Golden lamps lined the great hall. Dancers moved like flames. Poets sang,
drummers drummed, and clever men argued bright clever arguments while the
crowd cheered and clapped. To be invited to Janaka's court was the dream of
every scholar in the kingdom. The food was endless, the praise was loud, and
everyone wanted to be seen.
Among the guests sat a young sage named Shuka. He had come because the king
had asked for him by name. But as the evening roared on, Shuka grew quieter
and quieter.
The noise pressed on him like a heavy hand. Everyone seemed to be performing
— laughing a little too loudly, speaking a little too cleverly, glancing
about to see who was watching them. The grand hall, for all its gold, felt
crowded and restless, like a pond churned to mud.
Inside Shuka, there was something he treasured more than any of this: a quiet
flame of love for the One, the truth at the heart of all things. In the din
of the court he could barely feel it. It was like trying to hear a single
soft note while a hundred drums were pounding.
When the king found him slipping toward the doors, Janaka — who was himself a
wise man — was not offended. "Where are you going, sage? Is my court not
grand enough?"
Shuka bowed with great respect. "Your court is the grandest I have ever seen,
O King. But grandeur is not what my heart is hungry for. There is a small,
steady love in me that I will not trade for all this gold — and it speaks
only in the quiet. So I am going to find a still place by the river, under
the open sky, where I can listen to it without losing it in the noise."

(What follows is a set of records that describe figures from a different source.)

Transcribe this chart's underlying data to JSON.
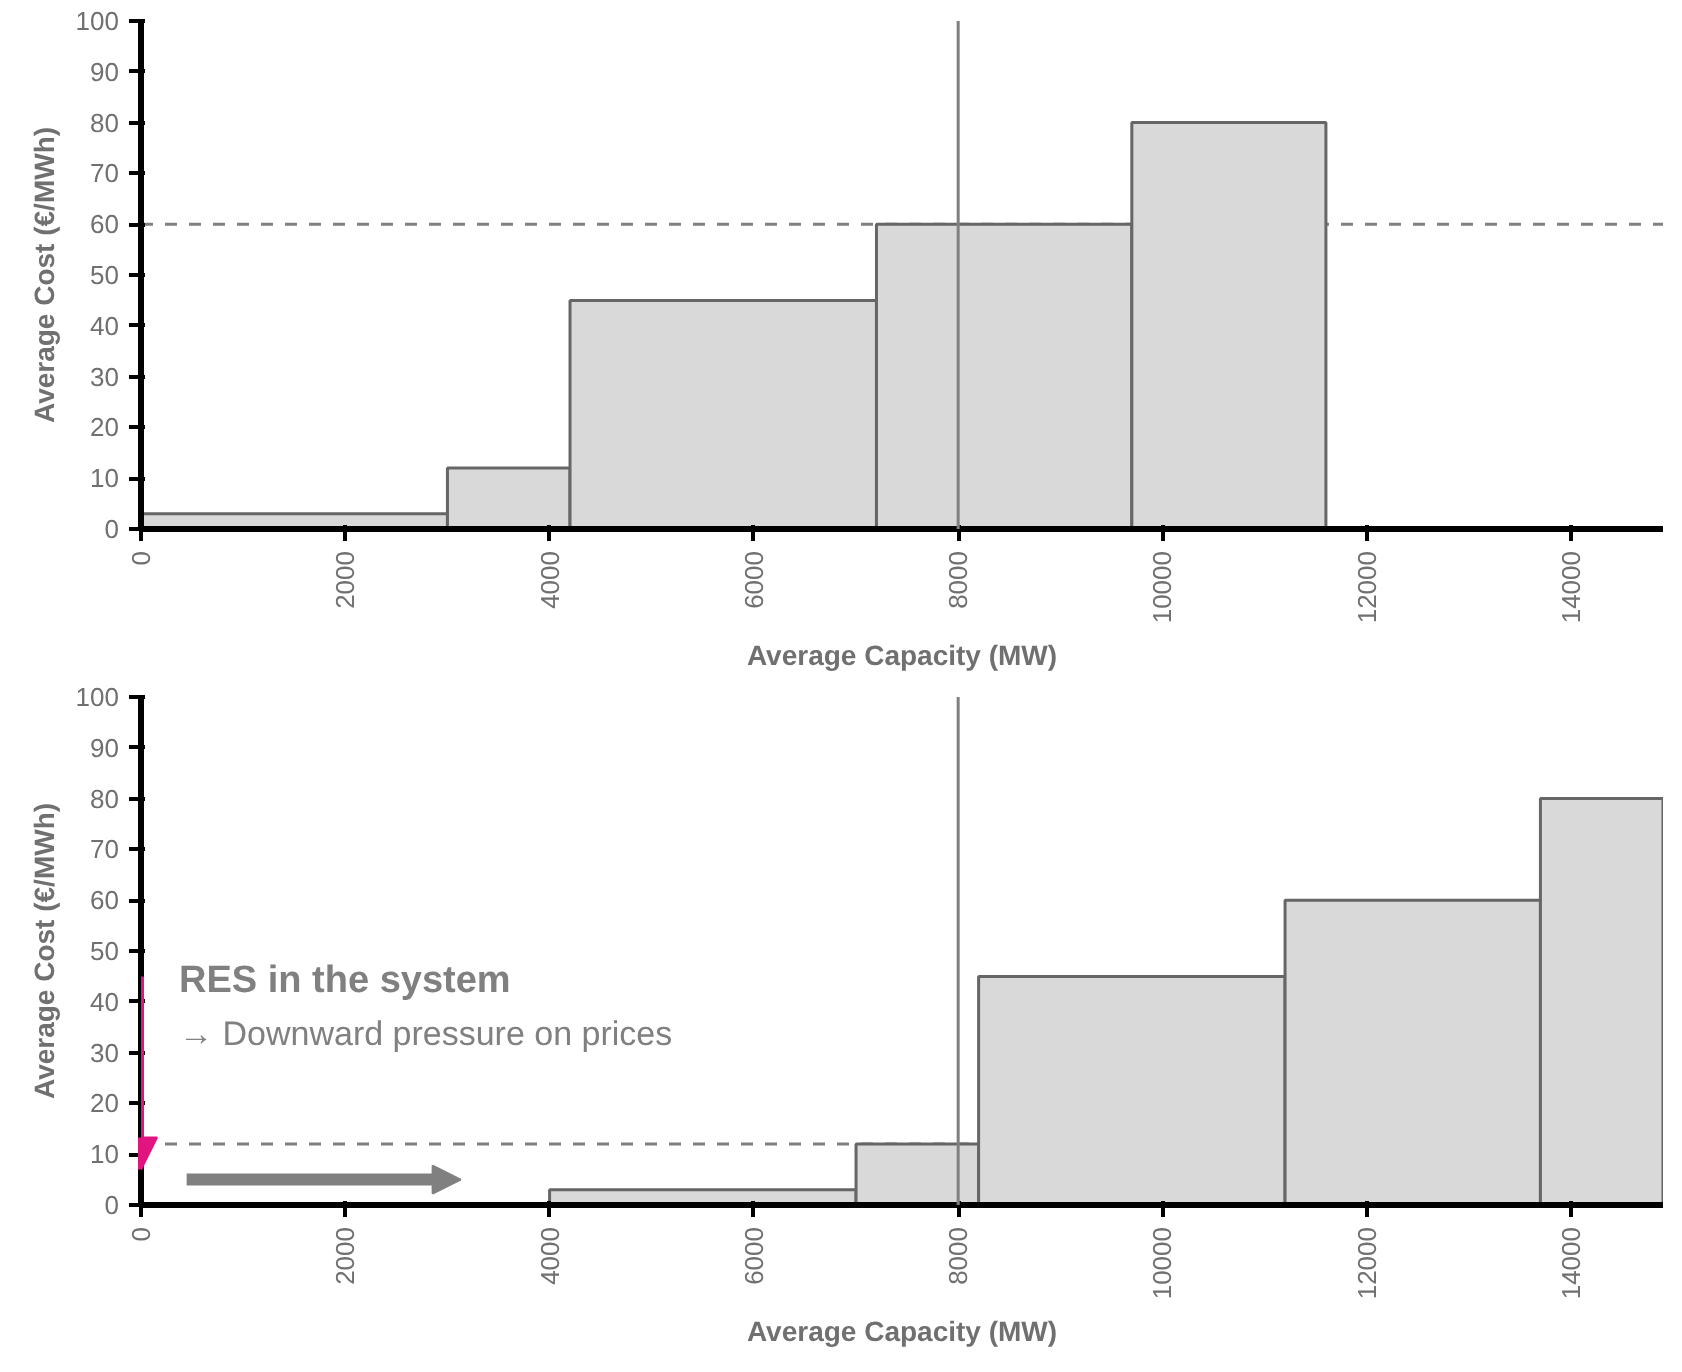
{
  "chart_data": [
    {
      "type": "histogram",
      "xlabel": "Average Capacity (MW)",
      "ylabel": "Average Cost (€/MWh)",
      "bins": [
        0,
        3000,
        4200,
        7200,
        9700,
        11600
      ],
      "values": [
        3,
        12,
        45,
        60,
        80
      ],
      "color": "#d9d9d9",
      "xlim": [
        0,
        14900
      ],
      "xticks": [
        0,
        2000,
        4000,
        6000,
        8000,
        10000,
        12000,
        14000
      ],
      "ylim": [
        0,
        100
      ],
      "yticks": [
        0,
        10,
        20,
        30,
        40,
        50,
        60,
        70,
        80,
        90,
        100
      ],
      "grid": false,
      "ref_lines": [
        {
          "axis": "y",
          "value": 60,
          "color": "#808080",
          "line_style": "dashed"
        },
        {
          "axis": "x",
          "value": 8000,
          "color": "#808080",
          "line_style": "solid"
        }
      ]
    },
    {
      "type": "histogram",
      "xlabel": "Average Capacity (MW)",
      "ylabel": "Average Cost (€/MWh)",
      "bins": [
        4000,
        7000,
        8200,
        11200,
        13700,
        14900
      ],
      "values": [
        3,
        12,
        45,
        60,
        80
      ],
      "color": "#d9d9d9",
      "xlim": [
        0,
        14900
      ],
      "xticks": [
        0,
        2000,
        4000,
        6000,
        8000,
        10000,
        12000,
        14000
      ],
      "ylim": [
        0,
        100
      ],
      "yticks": [
        0,
        10,
        20,
        30,
        40,
        50,
        60,
        70,
        80,
        90,
        100
      ],
      "grid": false,
      "annotations": [
        "RES in the system",
        "→ Downward pressure on prices"
      ],
      "ref_lines": [
        {
          "axis": "y",
          "value": 12,
          "color": "#808080",
          "line_style": "dashed"
        },
        {
          "axis": "x",
          "value": 8000,
          "color": "#808080",
          "line_style": "solid"
        }
      ]
    }
  ]
}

King Janaka looked at the young sage for a long moment. Then he smiled and
nodded. "Go, then. You understand something my whole shining court has
forgotten. The loudest place is not always the fullest. Sometimes the
emptiest, quietest spot holds the most of all."
Shuka walked out into the cool night. Behind him the music faded. Ahead, the
river murmured under the stars, and his heart's small flame grew bright and
steady again — burning only for the One it loved.